Heather volvió a la página de búsqueda. Debajo de la pestaña de imágenes había fotografías de algunas de sus víctimas. En su mayoría eran mujeres jóvenes, atrapadas en el tiempo como moscas en ámbar por sus cortes de pelo anticuados, conectadas para siempre a través de imágenes con el hombre que las había matado.
La casa estaba en silencio. Heather se quedó pensando en su madre, sentada en esa misma cocina, ante esa misma mesa, escribiéndole carta tras carta a un hombre que había asesinado mujeres. Escribiéndole cartas a un asesino mientras su hija miraba televisión en la habitación contigua y su marido estaba en el trabajo.
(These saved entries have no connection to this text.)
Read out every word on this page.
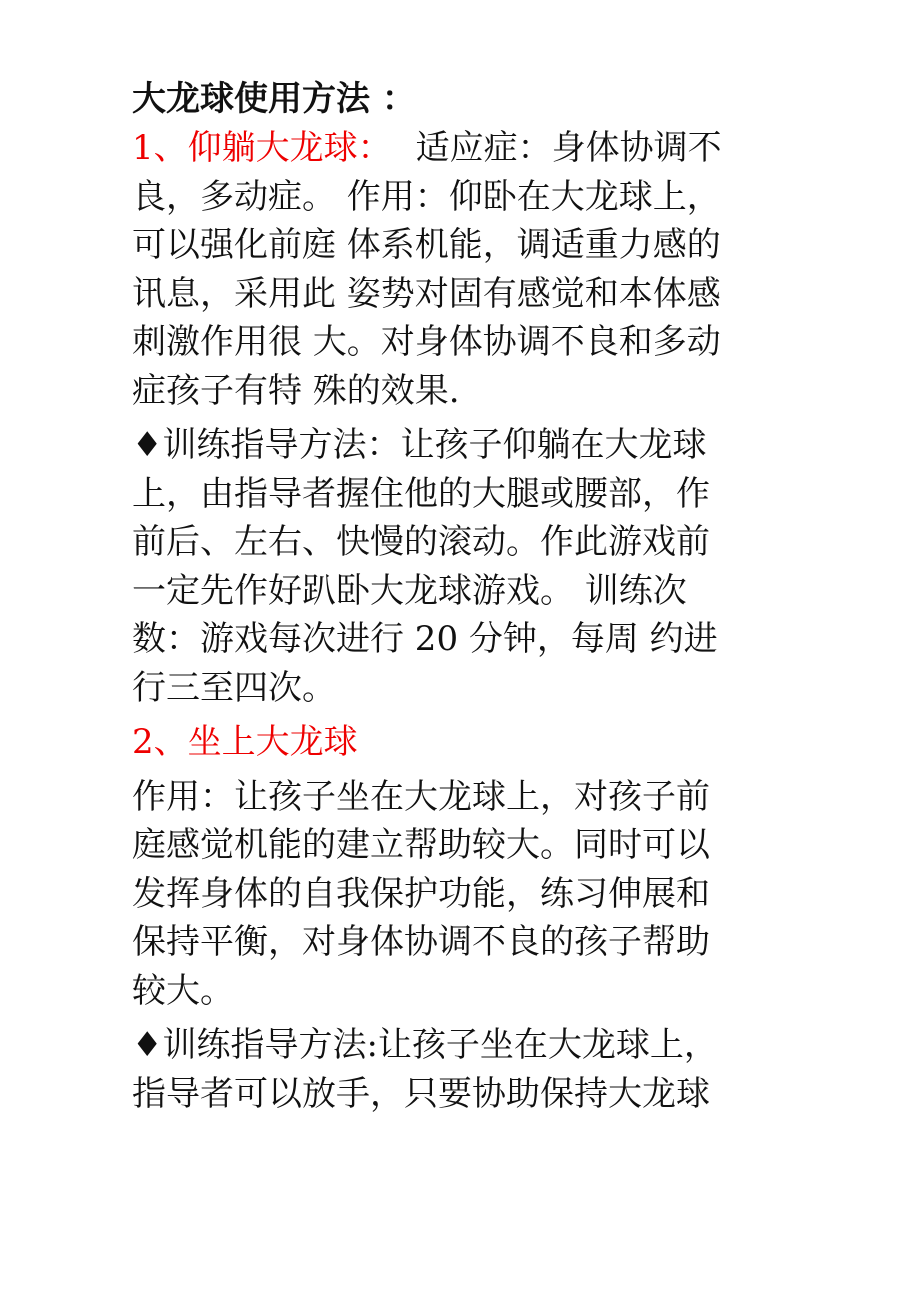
大龙球使用方法 ：
1、仰躺大龙球： 适应症：身体协调不
良，多动症。 作用：仰卧在大龙球上，
可以强化前庭 体系机能，调适重力感的
讯息，采用此 姿势对固有感觉和本体感
刺激作用很 大。对身体协调不良和多动
症孩子有特 殊的效果.
♦训练指导方法：让孩子仰躺在大龙球
上，由指导者握住他的大腿或腰部，作
前后、左右、快慢的滚动。作此游戏前
一定先作好趴卧大龙球游戏。 训练次
数：游戏每次进行 20 分钟，每周 约进
行三至四次。
2、坐上大龙球
作用：让孩子坐在大龙球上，对孩子前
庭感觉机能的建立帮助较大。同时可以
发挥身体的自我保护功能，练习伸展和
保持平衡，对身体协调不良的孩子帮助
较大。
♦训练指导方法:让孩子坐在大龙球上，
指导者可以放手，只要协助保持大龙球
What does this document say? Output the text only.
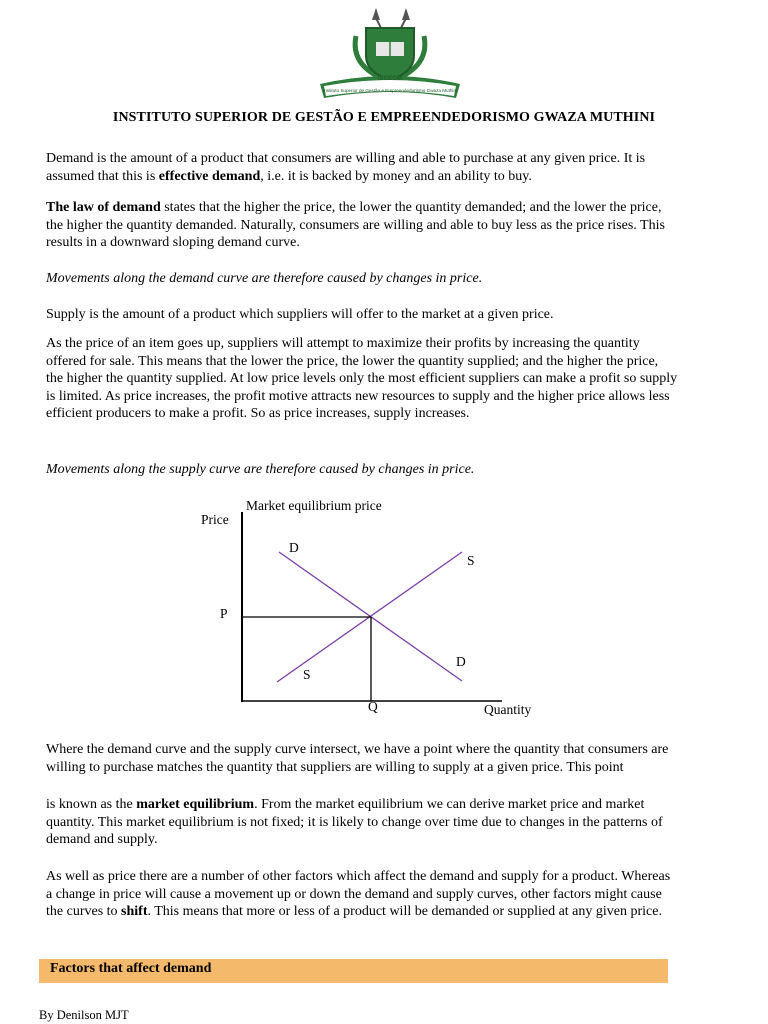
ISGEGM
Instituto Superior de Gestão e Empreendedorismo Gwaza Muthini
INSTITUTO SUPERIOR DE GESTÃO E EMPREENDEDORISMO GWAZA MUTHINI

Demand is the amount of a product that consumers are willing and able to purchase at any given price. It is assumed that this is effective demand, i.e. it is backed by money and an ability to buy.

The law of demand states that the higher the price, the lower the quantity demanded; and the lower the price, the higher the quantity demanded. Naturally, consumers are willing and able to buy less as the price rises. This results in a downward sloping demand curve.

Movements along the demand curve are therefore caused by changes in price.

Supply is the amount of a product which suppliers will offer to the market at a given price.

As the price of an item goes up, suppliers will attempt to maximize their profits by increasing the quantity offered for sale. This means that the lower the price, the lower the quantity supplied; and the higher the price, the higher the quantity supplied. At low price levels only the most efficient suppliers can make a profit so supply is limited. As price increases, the profit motive attracts new resources to supply and the higher price allows less efficient producers to make a profit. So as price increases, supply increases.

Movements along the supply curve are therefore caused by changes in price.

Market equilibrium price
Price
P
Q	Quantity
D
D
S
S

Where the demand curve and the supply curve intersect, we have a point where the quantity that consumers are willing to purchase matches the quantity that suppliers are willing to supply at a given price. This point

is known as the market equilibrium. From the market equilibrium we can derive market price and market quantity. This market equilibrium is not fixed; it is likely to change over time due to changes in the patterns of demand and supply.

As well as price there are a number of other factors which affect the demand and supply for a product. Whereas a change in price will cause a movement up or down the demand and supply curves, other factors might cause the curves to shift. This means that more or less of a product will be demanded or supplied at any given price.

Factors that affect demand
By Denilson MJT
Pensó en su madre sentada a la mesa de la cocina, escribiendo su carta de despedida.
“Los monstruos del bosque”.
Sintiéndose descompuesta, Heather cogió el teléfono y su dedo vaciló sobre el número de Nikki. Tenía frío y se sentía desconectada, pero también era consciente de una cierta tensión en su interior, una especie de entusiasmo febril que le resultaba extrañamente conocido; era parecido a la sensación que tenía cuando le caía una historia gigante en el regazo. Se mordió el labio y pulsó el número. Cuando oyó la voz de su amiga en línea, de pronto tuvo dificultad para hablar, pero se esforzó por soltar las palabras.
—Nikki, ¿puedo ir a tu casa? Necesito hablar con alguien.